N’y plante point le fer de ses coutres tranchants,
Qu’il n’en ait arraché la fougère et les herbes ;
Le miel est plus délicieux
Quand une liqueur bien amère
Prépare nostre goust à ce boire des Dieux,
Qui surpasse en douceur le sucre de Madère ;
Les astres ont plus de beauté
Après le règne des orages ;
Les lumières du jour ont plus de majesté,
Lorsque une sombre nuict a chassé ses nuages.

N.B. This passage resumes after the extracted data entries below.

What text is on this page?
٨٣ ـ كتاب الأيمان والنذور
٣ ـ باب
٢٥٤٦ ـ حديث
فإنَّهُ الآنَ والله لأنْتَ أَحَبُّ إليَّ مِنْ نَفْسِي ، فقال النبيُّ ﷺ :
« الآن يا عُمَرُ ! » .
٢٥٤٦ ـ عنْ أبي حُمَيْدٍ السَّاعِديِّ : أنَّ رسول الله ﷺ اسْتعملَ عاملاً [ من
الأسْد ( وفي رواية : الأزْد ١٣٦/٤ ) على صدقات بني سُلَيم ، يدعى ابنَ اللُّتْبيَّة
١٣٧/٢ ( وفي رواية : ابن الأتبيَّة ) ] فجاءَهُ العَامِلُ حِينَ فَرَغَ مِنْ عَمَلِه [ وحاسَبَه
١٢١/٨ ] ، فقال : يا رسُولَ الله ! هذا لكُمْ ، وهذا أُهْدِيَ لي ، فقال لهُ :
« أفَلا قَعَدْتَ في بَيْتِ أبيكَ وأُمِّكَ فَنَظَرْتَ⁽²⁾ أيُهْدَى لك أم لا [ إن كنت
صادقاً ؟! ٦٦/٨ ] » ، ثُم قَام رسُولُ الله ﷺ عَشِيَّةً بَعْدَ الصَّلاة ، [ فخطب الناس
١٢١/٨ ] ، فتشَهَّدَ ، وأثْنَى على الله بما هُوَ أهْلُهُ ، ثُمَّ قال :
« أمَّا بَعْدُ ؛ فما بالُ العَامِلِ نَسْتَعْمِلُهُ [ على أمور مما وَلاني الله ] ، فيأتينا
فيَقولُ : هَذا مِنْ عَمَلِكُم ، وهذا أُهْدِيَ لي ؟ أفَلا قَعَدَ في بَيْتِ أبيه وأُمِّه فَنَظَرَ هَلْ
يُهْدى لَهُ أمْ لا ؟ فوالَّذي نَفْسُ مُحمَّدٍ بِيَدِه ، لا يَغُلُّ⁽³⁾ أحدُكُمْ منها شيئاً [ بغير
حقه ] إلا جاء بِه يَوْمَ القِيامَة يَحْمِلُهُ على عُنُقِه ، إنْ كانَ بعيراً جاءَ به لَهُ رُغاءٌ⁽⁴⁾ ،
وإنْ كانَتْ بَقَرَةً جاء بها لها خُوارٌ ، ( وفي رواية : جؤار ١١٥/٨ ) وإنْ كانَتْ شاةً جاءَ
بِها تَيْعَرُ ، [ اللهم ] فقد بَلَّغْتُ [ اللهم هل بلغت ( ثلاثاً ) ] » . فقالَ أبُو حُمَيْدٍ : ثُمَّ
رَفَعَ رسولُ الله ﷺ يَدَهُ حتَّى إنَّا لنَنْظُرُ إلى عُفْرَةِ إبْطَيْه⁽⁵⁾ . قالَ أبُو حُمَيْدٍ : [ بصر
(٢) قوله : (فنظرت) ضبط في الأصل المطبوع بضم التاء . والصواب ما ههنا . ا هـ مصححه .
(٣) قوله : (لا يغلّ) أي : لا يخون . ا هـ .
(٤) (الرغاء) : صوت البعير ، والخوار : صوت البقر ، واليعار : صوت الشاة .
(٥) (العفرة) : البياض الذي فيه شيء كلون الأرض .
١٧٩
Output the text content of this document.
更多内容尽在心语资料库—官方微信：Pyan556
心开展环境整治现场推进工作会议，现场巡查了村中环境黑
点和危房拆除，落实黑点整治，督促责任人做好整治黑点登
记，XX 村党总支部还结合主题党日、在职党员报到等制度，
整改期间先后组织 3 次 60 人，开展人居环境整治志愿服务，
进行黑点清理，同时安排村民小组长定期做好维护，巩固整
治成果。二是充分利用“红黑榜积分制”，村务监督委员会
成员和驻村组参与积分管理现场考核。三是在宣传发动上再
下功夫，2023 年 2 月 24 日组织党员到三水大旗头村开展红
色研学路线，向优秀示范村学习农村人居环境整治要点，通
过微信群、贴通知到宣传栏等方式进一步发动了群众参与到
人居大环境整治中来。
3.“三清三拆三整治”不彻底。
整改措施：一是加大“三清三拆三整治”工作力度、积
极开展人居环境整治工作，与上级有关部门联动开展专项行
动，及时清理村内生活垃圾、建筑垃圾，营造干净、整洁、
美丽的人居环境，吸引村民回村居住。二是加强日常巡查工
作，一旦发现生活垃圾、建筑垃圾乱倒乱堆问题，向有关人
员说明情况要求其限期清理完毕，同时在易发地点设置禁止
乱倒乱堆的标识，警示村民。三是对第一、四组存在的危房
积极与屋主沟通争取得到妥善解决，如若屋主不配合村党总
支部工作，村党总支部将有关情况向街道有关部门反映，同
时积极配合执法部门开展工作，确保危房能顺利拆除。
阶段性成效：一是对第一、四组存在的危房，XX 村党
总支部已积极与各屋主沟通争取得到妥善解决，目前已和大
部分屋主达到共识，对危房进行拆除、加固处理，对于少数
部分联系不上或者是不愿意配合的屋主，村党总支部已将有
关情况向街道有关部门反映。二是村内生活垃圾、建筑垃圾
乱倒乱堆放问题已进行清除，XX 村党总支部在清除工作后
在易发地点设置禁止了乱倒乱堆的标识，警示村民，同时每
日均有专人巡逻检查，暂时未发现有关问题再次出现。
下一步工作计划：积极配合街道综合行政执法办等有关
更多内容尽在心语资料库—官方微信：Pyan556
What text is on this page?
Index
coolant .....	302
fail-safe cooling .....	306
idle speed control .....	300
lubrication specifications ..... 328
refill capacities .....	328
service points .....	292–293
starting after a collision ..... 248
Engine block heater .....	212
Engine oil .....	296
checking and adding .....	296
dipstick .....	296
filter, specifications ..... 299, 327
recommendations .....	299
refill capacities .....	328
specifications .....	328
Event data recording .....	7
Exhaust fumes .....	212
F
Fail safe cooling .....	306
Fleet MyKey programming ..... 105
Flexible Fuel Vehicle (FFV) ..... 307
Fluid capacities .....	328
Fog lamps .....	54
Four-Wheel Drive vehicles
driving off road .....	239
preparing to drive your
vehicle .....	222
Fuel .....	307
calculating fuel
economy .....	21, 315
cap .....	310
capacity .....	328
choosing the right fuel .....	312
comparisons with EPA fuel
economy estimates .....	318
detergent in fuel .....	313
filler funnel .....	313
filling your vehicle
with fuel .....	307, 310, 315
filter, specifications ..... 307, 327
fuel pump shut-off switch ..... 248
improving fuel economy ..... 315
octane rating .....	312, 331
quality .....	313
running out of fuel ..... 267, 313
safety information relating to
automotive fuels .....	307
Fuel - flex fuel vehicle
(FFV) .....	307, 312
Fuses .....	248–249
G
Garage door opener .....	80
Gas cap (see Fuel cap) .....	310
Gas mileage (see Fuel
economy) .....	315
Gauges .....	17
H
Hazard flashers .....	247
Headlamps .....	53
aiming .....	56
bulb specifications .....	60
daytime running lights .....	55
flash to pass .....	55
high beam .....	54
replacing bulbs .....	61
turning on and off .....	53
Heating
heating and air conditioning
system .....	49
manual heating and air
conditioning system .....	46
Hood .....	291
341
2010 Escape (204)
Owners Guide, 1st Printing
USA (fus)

Il y a là un « sucre de Madère » que n’a pas soupçonné Boëce ; mais le tour de force poétique qui suit, trop semblable à ces devises qui s’enroulent autour des mirlitons, est calqué sur le modèle latin :

Semblable à ces petits voleurs
Qui desrobent aux fleurs
Leur douce mane,
Le plaisir profane,
Offrant ses attraits,
Laisse tous ses traits
Dedans l’âme
Qu’il enflamme,
Et pour un peu de miel,
Dont il flate les cœurs, il les remplit de fiel.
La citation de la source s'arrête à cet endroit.